Substance before style
U of R, renovate thine existing self!
Before I start off, I would like to say that I am ignorant as to the legality of the U of R redistributing its campus renewal funds in the manner I suggest later on.
The University of Regina has cancelled its plans to renovate the College Ave. campus, leaving them with five million dollars they have collected over a number of years. At this time of austerity throughout the university, this five million could be put toward student aid rather than renovating a building most students do not use.
We stand on the precipice of another provincial budget which is sure to have more austerity for our post-secondary institutions with a property tax hike to pay for the education funds the government re-allocated to infrastructure. These taxes are not simply absorbed by landlords; they materialize as increased rent for tenants – thousands of which are university students.
The provincial government has imposed these conditions on school administrators who are all too compliant with these funding cuts. Saskatchewan students saw little gain over years of Saskatchewan Party surpluses, which included tuition increases for nearly all post-secondary students. Wall’s Sask Party spin-doctors have lured people from around the world with the supposed Saskatchewan Advantage.
This Advantage has included an infant mortality rate almost three per cent higher than the national average, a top corporate tax rate that Revenue Canada listed as 12 per cent, and annual tuition increases. These individual factors all directly affect the lives of young people in Saskatchewan who must some day have children, pay taxes of one’s own, and find work. Have young people not suffered enough at the hands of the Saskatchewan Party’s inept financial management and social conservatism?

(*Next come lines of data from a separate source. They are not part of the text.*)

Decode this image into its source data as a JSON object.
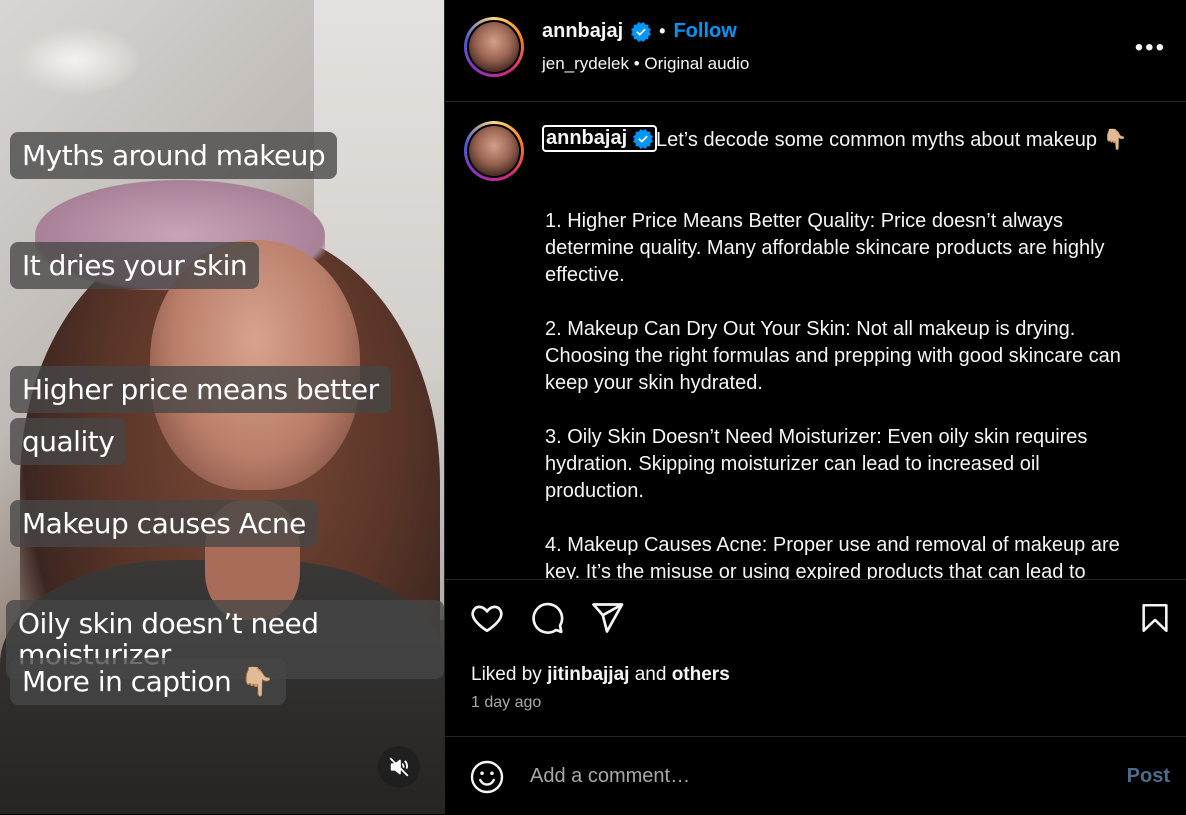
{
  "video": {
    "captions": [
      "Myths around makeup",
      "It dries your skin",
      "Higher price means better",
      "quality",
      "Makeup causes Acne",
      "Oily skin doesn’t need moisturizer",
      "More in caption 👇🏼"
    ],
    "mute_icon": "speaker-muted-icon"
  },
  "header": {
    "username": "annbajaj",
    "separator": "•",
    "follow": "Follow",
    "audio_user": "jen_rydelek",
    "audio_label": "Original audio",
    "more_label": "•••"
  },
  "caption": {
    "username": "annbajaj",
    "intro": "Let’s decode some common myths about makeup 👇🏼",
    "items": [
      "1. Higher Price Means Better Quality: Price doesn’t always determine quality. Many affordable skincare products are highly effective.",
      "2. Makeup Can Dry Out Your Skin: Not all makeup is drying. Choosing the right formulas and prepping with good skincare can keep your skin hydrated.",
      "3. Oily Skin Doesn’t Need Moisturizer: Even oily skin requires hydration. Skipping moisturizer can lead to increased oil production.",
      "4. Makeup Causes Acne: Proper use and removal of makeup are key. It’s the misuse or using expired products that can lead to"
    ]
  },
  "actions": {
    "liked_prefix": "Liked by",
    "liked_user": "jitinbajjaj",
    "liked_and": "and",
    "liked_others": "others",
    "time_ago": "1 day ago"
  },
  "comment": {
    "placeholder": "Add a comment…",
    "post": "Post"
  },
  "colors": {
    "background": "#000000",
    "accent_blue": "#0095f6",
    "muted_text": "#a8a8a8",
    "post_disabled": "#4a6d8c"
  }
}
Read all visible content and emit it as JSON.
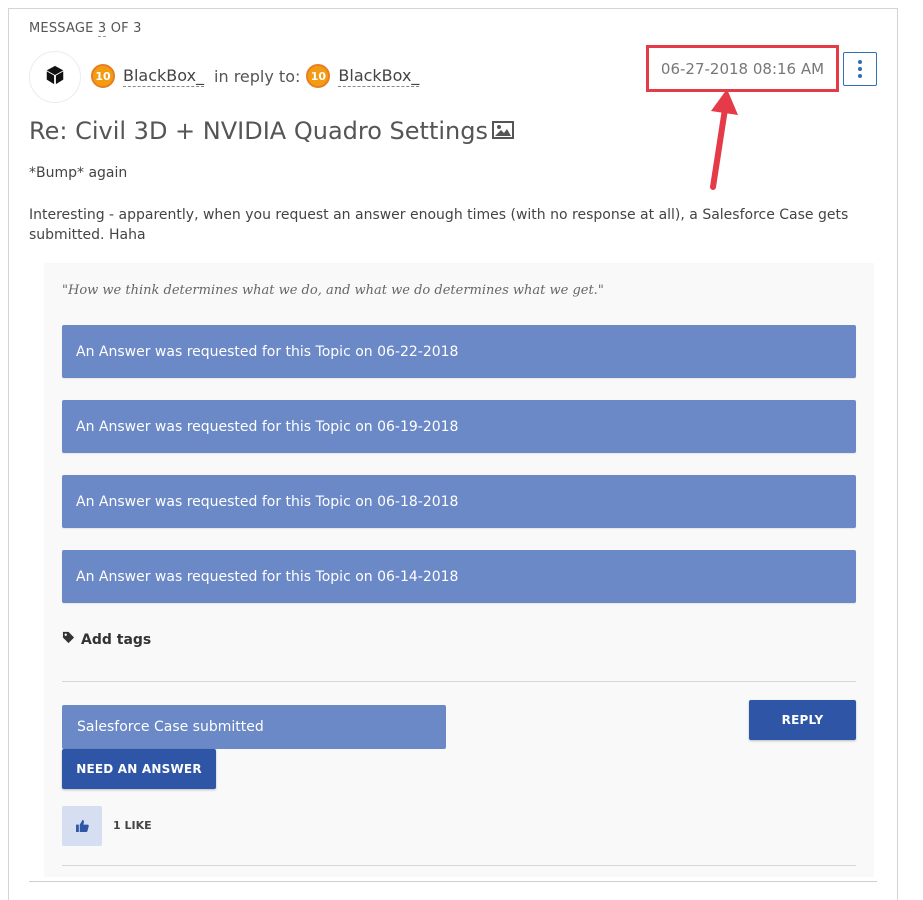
{
  "header": {
    "message_label_prefix": "MESSAGE",
    "message_index": "3",
    "message_label_suffix": "OF 3"
  },
  "author": {
    "rank": "10",
    "name": "BlackBox_",
    "reply_label": "in reply to:",
    "reply_rank": "10",
    "reply_name": "BlackBox_"
  },
  "post": {
    "date": "06-27-2018 08:16 AM",
    "title": "Re: Civil 3D + NVIDIA Quadro Settings",
    "line1": "*Bump* again",
    "line2": "Interesting - apparently, when you request an answer enough times (with no response at all), a Salesforce Case gets submitted. Haha"
  },
  "signature": {
    "quote": "\"How we think determines what we do, and what we do determines what we get.\"",
    "requests": [
      "An Answer was requested for this Topic on 06-22-2018",
      "An Answer was requested for this Topic on 06-19-2018",
      "An Answer was requested for this Topic on 06-18-2018",
      "An Answer was requested for this Topic on 06-14-2018"
    ]
  },
  "actions": {
    "add_tags": "Add tags",
    "salesforce": "Salesforce Case submitted",
    "reply": "REPLY",
    "need_answer": "NEED AN ANSWER",
    "likes": "1 LIKE"
  },
  "icons": {
    "avatar": "cube-icon",
    "options": "kebab-menu-icon",
    "title_image": "image-icon",
    "tag": "tag-icon",
    "like": "thumbs-up-icon",
    "annotation": "red-arrow-icon"
  },
  "colors": {
    "banner": "#6b88c7",
    "button": "#2f56a6",
    "annotation": "#e53b48",
    "rank_badge": "#f39c12"
  }
}
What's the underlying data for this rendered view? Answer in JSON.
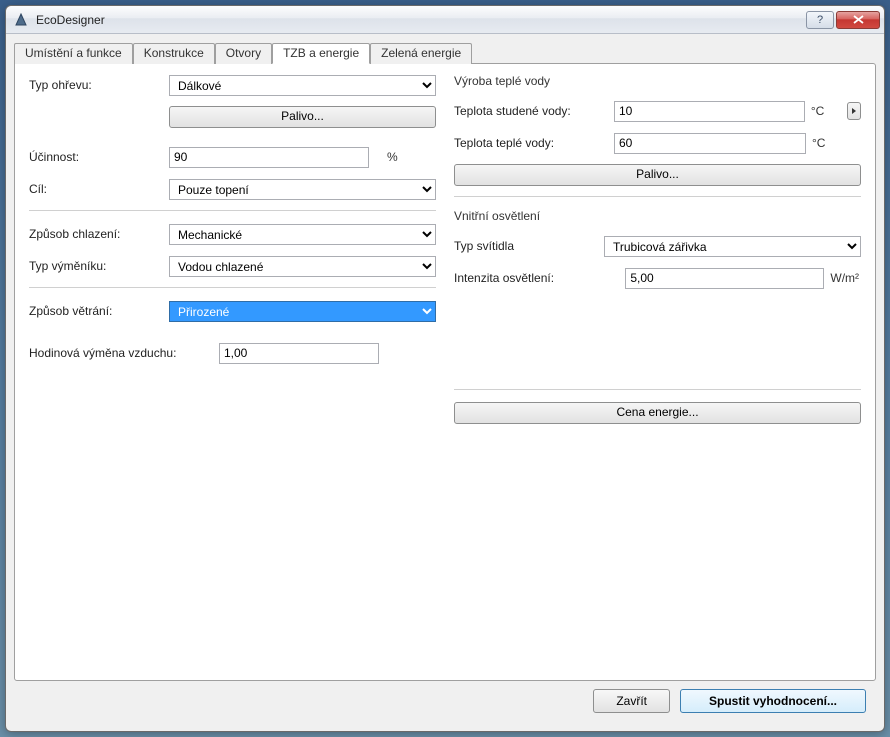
{
  "window": {
    "title": "EcoDesigner"
  },
  "tabs": {
    "t0": "Umístění a funkce",
    "t1": "Konstrukce",
    "t2": "Otvory",
    "t3": "TZB a energie",
    "t4": "Zelená energie"
  },
  "left": {
    "heating_type_label": "Typ ohřevu:",
    "heating_type_value": "Dálkové",
    "fuel_button": "Palivo...",
    "efficiency_label": "Účinnost:",
    "efficiency_value": "90",
    "efficiency_unit": "%",
    "target_label": "Cíl:",
    "target_value": "Pouze topení",
    "cooling_mode_label": "Způsob chlazení:",
    "cooling_mode_value": "Mechanické",
    "exchanger_type_label": "Typ výměníku:",
    "exchanger_type_value": "Vodou chlazené",
    "ventilation_mode_label": "Způsob větrání:",
    "ventilation_mode_value": "Přirozené",
    "air_changes_label": "Hodinová výměna vzduchu:",
    "air_changes_value": "1,00"
  },
  "right": {
    "hotwater_title": "Výroba teplé vody",
    "cold_temp_label": "Teplota studené vody:",
    "cold_temp_value": "10",
    "cold_temp_unit": "°C",
    "hot_temp_label": "Teplota teplé vody:",
    "hot_temp_value": "60",
    "hot_temp_unit": "°C",
    "fuel_button": "Palivo...",
    "lighting_title": "Vnitřní osvětlení",
    "lamp_type_label": "Typ svítidla",
    "lamp_type_value": "Trubicová zářivka",
    "lighting_intensity_label": "Intenzita osvětlení:",
    "lighting_intensity_value": "5,00",
    "lighting_intensity_unit": "W/m²",
    "energy_price_button": "Cena energie..."
  },
  "footer": {
    "close": "Zavřít",
    "run": "Spustit vyhodnocení..."
  }
}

One is told that tax cuts for business will create jobs, and tax cuts for the rich will create more businesses. Young people who had no choice but to buy into the Saskatchewan (Dis)Advantage now find themselves studying at a university under a hiring freeze. With little hope to find academic employment here, many will go elsewhere – losing out on the one thing the Saskatchewan Party government has done for post-secondary students in a supposed time of plenty – the Graduate Retention tax rebate or whatever.
By providing students with aid at this time of austerity and rising cost of living, the university could make a tangible gesture of goodwill to its students by redistributing shares of this collected money to each student affected by Saskatchewan’s fiscal mismanagement. The money collected comes from Regina’s moneyed elderly and would be welcomed by any student struggling to pay rising tuition under slowing economic growth. By making this money available to students in need, it would not reverse eight years of regressive policies by the Wall government, which have seen a marked decline in the funding of our post-secondary institutions while offering tax vacations to our wealthiest individuals and most profitable businesses, but it would be welcomed by students.
Alternatively, fairly compensating professors for their work would be a good idea. While bureaucratic staff personnel have multiplied in recent years, full time professorial jobs have dried up outside of a few “chosen” faculties. There are a lot of great uses for five million dollars, and if the university is not compelled to give it back to the donors, I have a lot of suggestions for possible uses other than what is being discussed.